Wednesday, September 16, 2009

All the King’s Men 1949—All the King’s Men 2006

Well, I’ve watched both versions of one of my favorite books, All the King’s Men. The newer one is of course prettier and more stylized, but I would say the 1949 version is more faithful to the book.
Further what is at stake for the characters is more clearly apparent in the 1949 version. You can see how goodie-two-shoes Willie Stark became the corrupt and philandering man he became. Further, the pain caused by his philandering, both to his wife, Lucy, and to his personal assistant, Sadie, who he first cheated with, is much more apparent. True, we don’t get to see Stark’s dalliance with the stripper on skates as we do in the 2006 version, but we do get to see Sadie’s grief over being rejected and replaced by Willie on account of her looks.
Overall I would say the 1949 version gets the story right.
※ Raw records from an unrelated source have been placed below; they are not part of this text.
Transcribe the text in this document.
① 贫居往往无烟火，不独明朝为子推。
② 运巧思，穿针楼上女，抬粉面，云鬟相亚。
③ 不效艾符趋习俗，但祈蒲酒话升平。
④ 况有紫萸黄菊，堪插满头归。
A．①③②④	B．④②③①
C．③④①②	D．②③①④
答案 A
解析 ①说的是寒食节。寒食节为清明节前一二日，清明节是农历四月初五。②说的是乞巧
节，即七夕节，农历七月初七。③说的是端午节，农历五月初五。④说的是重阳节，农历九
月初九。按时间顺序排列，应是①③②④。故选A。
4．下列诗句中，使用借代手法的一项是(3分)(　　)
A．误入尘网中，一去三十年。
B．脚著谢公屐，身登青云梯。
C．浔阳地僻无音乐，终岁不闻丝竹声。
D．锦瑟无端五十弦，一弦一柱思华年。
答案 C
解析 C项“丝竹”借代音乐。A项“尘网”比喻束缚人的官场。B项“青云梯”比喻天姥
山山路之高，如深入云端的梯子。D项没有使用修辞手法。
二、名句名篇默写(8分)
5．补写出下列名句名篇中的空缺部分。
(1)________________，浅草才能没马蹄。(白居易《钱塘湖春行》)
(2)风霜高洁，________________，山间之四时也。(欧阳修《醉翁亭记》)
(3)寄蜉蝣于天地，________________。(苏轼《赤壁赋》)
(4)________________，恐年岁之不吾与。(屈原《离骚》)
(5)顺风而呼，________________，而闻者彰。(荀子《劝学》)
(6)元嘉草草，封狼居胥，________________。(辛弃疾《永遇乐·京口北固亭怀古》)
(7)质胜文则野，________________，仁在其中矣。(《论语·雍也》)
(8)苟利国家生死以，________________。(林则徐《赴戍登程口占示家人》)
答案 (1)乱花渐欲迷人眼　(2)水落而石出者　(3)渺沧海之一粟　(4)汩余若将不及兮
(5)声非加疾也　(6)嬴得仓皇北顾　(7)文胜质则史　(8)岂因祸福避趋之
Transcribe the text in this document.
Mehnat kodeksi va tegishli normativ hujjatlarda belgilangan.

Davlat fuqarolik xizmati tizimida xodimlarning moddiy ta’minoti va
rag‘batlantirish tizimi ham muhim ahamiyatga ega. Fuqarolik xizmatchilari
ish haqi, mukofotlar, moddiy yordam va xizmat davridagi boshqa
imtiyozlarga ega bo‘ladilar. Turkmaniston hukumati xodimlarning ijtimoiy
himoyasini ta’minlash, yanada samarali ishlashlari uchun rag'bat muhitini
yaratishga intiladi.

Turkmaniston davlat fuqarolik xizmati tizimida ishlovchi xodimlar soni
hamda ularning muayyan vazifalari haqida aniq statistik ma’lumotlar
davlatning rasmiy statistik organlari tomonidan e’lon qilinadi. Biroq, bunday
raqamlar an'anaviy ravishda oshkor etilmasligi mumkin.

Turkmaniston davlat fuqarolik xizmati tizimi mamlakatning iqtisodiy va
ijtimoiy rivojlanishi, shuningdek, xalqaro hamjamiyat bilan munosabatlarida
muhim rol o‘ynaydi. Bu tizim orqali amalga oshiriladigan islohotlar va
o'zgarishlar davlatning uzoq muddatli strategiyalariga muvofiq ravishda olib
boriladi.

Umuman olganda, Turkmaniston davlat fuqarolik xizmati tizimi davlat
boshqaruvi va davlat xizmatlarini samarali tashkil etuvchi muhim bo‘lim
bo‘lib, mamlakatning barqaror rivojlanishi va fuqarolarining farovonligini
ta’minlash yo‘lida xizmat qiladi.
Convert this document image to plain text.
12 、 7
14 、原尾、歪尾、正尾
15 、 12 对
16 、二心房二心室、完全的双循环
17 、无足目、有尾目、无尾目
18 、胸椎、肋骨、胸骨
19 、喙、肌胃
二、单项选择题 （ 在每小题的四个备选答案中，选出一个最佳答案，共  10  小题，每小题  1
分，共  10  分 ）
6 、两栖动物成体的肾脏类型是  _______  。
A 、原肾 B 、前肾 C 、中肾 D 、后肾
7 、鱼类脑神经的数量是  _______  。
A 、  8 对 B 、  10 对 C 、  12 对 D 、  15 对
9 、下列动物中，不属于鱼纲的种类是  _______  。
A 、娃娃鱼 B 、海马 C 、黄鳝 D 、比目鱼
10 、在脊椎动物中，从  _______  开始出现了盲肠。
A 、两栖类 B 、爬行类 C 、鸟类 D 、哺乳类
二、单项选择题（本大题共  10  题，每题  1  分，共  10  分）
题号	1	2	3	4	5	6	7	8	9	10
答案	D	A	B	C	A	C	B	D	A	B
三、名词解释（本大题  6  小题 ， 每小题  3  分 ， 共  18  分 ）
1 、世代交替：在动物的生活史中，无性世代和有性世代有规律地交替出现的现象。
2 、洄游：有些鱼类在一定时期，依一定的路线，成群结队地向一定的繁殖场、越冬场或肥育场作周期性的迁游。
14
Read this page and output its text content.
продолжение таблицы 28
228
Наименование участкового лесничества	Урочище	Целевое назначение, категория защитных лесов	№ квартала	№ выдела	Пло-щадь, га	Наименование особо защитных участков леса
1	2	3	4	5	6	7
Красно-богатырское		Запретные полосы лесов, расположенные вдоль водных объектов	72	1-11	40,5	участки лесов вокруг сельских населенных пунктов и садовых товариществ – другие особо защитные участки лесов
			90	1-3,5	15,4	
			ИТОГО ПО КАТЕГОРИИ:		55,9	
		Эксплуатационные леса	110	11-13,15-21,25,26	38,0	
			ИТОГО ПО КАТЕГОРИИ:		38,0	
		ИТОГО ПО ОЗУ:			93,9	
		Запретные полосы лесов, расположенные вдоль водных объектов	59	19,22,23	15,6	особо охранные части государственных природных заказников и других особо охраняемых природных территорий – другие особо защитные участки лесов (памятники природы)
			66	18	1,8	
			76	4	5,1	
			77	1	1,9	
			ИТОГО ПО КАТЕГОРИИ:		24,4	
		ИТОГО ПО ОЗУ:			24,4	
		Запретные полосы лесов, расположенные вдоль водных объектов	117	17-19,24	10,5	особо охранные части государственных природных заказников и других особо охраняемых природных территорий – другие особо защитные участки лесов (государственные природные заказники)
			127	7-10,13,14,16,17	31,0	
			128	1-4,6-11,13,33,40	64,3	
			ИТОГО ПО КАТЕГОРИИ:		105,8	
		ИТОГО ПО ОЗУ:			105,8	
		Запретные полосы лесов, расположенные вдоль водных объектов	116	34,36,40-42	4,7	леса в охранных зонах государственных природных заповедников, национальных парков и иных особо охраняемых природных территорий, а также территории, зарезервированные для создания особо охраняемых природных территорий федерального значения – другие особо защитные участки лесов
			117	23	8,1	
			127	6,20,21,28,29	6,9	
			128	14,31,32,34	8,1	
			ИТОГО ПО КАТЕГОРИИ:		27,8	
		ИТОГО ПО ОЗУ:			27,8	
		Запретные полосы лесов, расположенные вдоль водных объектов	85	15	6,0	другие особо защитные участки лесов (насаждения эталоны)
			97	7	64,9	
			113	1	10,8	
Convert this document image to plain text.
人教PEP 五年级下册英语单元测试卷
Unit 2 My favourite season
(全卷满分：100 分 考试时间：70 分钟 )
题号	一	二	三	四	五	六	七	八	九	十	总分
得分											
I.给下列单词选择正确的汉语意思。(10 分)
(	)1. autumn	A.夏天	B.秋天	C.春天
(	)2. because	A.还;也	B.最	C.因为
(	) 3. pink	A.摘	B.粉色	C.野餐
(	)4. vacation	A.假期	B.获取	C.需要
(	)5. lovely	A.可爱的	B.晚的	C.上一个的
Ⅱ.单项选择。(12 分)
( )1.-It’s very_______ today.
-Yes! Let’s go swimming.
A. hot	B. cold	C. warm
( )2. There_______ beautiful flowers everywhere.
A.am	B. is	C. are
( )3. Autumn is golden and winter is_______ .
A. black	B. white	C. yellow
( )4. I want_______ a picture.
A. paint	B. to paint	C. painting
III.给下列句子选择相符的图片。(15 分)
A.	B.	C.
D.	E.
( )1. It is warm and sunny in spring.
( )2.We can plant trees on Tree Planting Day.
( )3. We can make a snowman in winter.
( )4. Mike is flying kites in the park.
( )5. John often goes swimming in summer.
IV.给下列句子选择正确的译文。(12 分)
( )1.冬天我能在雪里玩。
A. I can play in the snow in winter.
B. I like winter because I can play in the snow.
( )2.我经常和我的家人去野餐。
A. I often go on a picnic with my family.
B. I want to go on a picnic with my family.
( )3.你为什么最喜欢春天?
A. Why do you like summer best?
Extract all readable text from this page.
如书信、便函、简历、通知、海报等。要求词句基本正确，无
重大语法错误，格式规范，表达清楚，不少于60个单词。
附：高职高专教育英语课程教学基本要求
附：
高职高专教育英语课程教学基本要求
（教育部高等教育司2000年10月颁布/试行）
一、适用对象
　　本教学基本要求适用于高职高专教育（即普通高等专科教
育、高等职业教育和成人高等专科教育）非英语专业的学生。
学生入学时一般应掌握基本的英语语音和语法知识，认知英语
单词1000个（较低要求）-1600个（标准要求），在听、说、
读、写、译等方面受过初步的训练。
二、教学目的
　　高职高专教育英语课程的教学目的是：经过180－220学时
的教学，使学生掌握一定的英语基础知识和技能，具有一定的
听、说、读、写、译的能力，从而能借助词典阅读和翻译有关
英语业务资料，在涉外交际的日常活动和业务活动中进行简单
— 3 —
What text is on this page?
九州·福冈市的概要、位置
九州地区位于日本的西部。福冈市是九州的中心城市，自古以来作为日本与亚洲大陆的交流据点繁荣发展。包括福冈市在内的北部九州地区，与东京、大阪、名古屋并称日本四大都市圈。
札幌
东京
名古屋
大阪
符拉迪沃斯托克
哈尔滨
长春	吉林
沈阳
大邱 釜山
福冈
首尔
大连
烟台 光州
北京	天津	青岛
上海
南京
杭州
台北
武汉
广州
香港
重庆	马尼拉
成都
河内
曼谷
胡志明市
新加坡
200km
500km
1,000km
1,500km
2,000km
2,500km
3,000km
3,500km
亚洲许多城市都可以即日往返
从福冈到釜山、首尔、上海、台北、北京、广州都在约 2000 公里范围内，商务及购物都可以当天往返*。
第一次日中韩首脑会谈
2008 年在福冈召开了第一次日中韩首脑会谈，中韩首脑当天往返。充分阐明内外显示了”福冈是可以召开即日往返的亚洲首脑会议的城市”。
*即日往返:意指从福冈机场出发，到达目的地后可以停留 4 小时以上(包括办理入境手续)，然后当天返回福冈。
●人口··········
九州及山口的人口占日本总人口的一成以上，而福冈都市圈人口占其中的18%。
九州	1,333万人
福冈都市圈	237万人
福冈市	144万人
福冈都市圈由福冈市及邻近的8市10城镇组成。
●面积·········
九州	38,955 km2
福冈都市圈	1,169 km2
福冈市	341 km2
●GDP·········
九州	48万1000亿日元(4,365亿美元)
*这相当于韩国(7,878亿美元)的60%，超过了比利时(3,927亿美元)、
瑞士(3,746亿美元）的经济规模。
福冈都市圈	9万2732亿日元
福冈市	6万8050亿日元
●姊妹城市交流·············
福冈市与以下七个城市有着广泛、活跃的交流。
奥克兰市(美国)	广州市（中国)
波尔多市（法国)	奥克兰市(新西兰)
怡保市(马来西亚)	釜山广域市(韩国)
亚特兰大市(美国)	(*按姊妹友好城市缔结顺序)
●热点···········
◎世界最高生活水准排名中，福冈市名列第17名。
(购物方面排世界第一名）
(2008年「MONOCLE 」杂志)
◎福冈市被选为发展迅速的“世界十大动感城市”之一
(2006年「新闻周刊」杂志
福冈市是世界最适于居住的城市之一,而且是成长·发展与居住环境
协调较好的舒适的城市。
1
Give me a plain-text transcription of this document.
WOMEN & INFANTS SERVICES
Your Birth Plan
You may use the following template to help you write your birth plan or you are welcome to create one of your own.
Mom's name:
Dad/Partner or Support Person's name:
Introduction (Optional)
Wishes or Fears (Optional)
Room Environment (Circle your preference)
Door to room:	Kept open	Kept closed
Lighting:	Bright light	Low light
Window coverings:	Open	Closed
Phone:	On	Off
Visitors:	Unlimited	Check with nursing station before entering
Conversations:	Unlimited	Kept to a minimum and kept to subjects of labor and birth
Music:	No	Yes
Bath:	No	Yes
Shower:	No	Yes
It does not just focus on Willie and Jack’s relationship (the point of view character and Willie’s muckraker), but on the myriad of emotions and drives of all the characters.
The only superiorities of the 2006 edition are the foreshadowing of violence by “sugar boy,” Willie’s hired gun, the inclusion of Jack’s question about Willie winking at him when they first meet, and highlighting the Judge’s affinity for model catapults and other ancient projectile weapons.